In similar vein, Coulthard learns much from Fanon but departs from him where he is not adequately sensitive to the fact that one cannot and should not transcend the pitfalls of nationalist consciousness and move to a larger and supranationalist consciousness until the originary and ongoing violence and theft of one’s land has been redressed. In other words, colonialism will not have ended until lands are recovered- and any critique of indigenous nationalisms for their lack of cosmopolitanism or universalism, or even their bitter and provincial resentments, as Fanon sometimes argues, is premature and unwarranted. The native’s anger and refusal of an easy cosmopolitanism is an index of his continued expropriation, not of his lack of worldliness.

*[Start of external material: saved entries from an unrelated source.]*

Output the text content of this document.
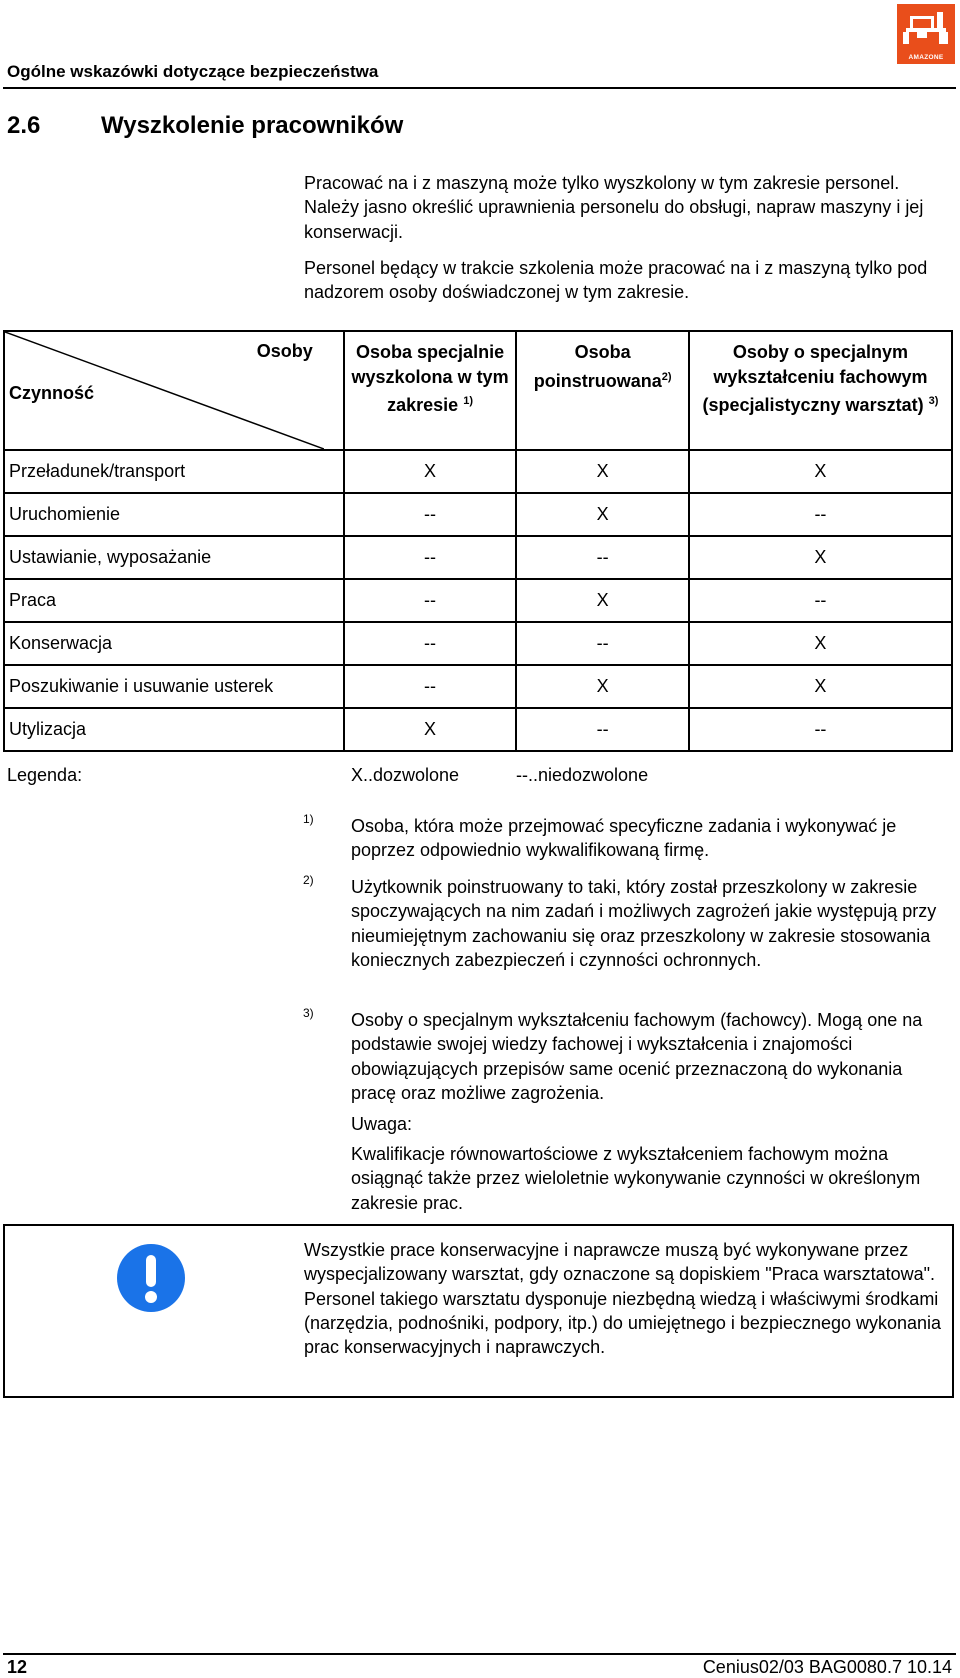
Ogólne wskazówki dotyczące bezpieczeństwa
AMAZONE
2.6	Wyszkolenie pracowników
Pracować na i z maszyną może tylko wyszkolony w tym zakresie personel. Należy jasno określić uprawnienia personelu do obsługi, napraw maszyny i jej konserwacji.
Personel będący w trakcie szkolenia może pracować na i z maszyną tylko pod nadzorem osoby doświadczonej w tym zakresie.
Osoby
Czynność	Osoba specjalnie wyszkolona w tym zakresie $^{1)}$	Osoba poinstruowana$^{2)}$	Osoby o specjalnym wykształceniu fachowym (specjalistyczny warsztat) $^{3)}$
Przeładunek/transport	X	X	X
Uruchomienie	--	X	--
Ustawianie, wyposażanie	--	--	X
Praca	--	X	--
Konserwacja	--	--	X
Poszukiwanie i usuwanie usterek	--	X	X
Utylizacja	X	--	--
Legenda:	X..dozwolone	--..niedozwolone
1) Osoba, która może przejmować specyficzne zadania i wykonywać je poprzez odpowiednio wykwalifikowaną firmę.
2) Użytkownik poinstruowany to taki, który został przeszkolony w zakresie spoczywających na nim zadań i możliwych zagrożeń jakie występują przy nieumiejętnym zachowaniu się oraz przeszkolony w zakresie stosowania koniecznych zabezpieczeń i czynności ochronnych.
3) Osoby o specjalnym wykształceniu fachowym (fachowcy). Mogą one na podstawie swojej wiedzy fachowej i wykształcenia i znajomości obowiązujących przepisów same ocenić przeznaczoną do wykonania pracę oraz możliwe zagrożenia.
Uwaga:
Kwalifikacje równowartościowe z wykształceniem fachowym można osiągnąć także przez wieloletnie wykonywanie czynności w określonym zakresie prac.
Wszystkie prace konserwacyjne i naprawcze muszą być wykonywane przez wyspecjalizowany warsztat, gdy oznaczone są dopiskiem "Praca warsztatowa". Personel takiego warsztatu dysponuje niezbędną wiedzą i właściwymi środkami (narzędzia, podnośniki, podpory, itp.) do umiejętnego i bezpiecznego wykonania prac konserwacyjnych i naprawczych.
12	Cenius02/03 BAG0080.7 10.14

To sum it up, Coulthard’s empathetic critique of both Marx and Fanon center on their lack of recognition regarding the contemporaneity and the unceasing character of settler-colonial violence and expropriation of the indigenous. His politics therefore centers squarely on a project of reversal, rejection, reparation and restitution. And it is drawn from and within the ongoing materiality of dispossession. While there are many affinities with Shilliam, Coulthard’s staying within the contemporary materiality of dispossession and articulating a politics of unceasing resistance to it seems to me to offer a necessary complement – if not alternative – to Shilliam’s groundation in a spiritual hinterland that is prelapsarian in having never been colonized. I like the appeal to an innate non-colonized spirituality that is common to all humankind as invoked by Shilliam, and find his own tapping into that through music, poetry, and the relational encounters that uncannily echo the past and anticipate the future compelling to say the least. Yet, Coulthard’s resolute privileging of the contemporaneity of indigenous dispossession seems to me to be politically a better wager than Shilliam’s invoking of a prelapsarian groundation.

I do not wish to overdraw the contrast or the difference between Shilliam and Coulthard, and it’s easy to see how they can work in complementarity. Yet, the unreconstituted historical materialist in me is wary of the move towards a seminal “we-ness” that inform the consciousness of colonized peoples everywhere (and even predates colonialism itself.) Tempting as they are, such claims have all-too often also been vehicles for forms of nativism, essentialism and mysticism (or for that matter universalisms that claim to speak for all through the experience of the few) that divide and fracture us, besides sometimes launching us on utopic politics. Coulthard’s refusal to accept the past-ness of the past and his anchoring of his politics on the recovery of indigenous lands and sovereignty in the here and the now is a bracing counterpoint to Shilliam. There is much there worth thinking with and thinking through.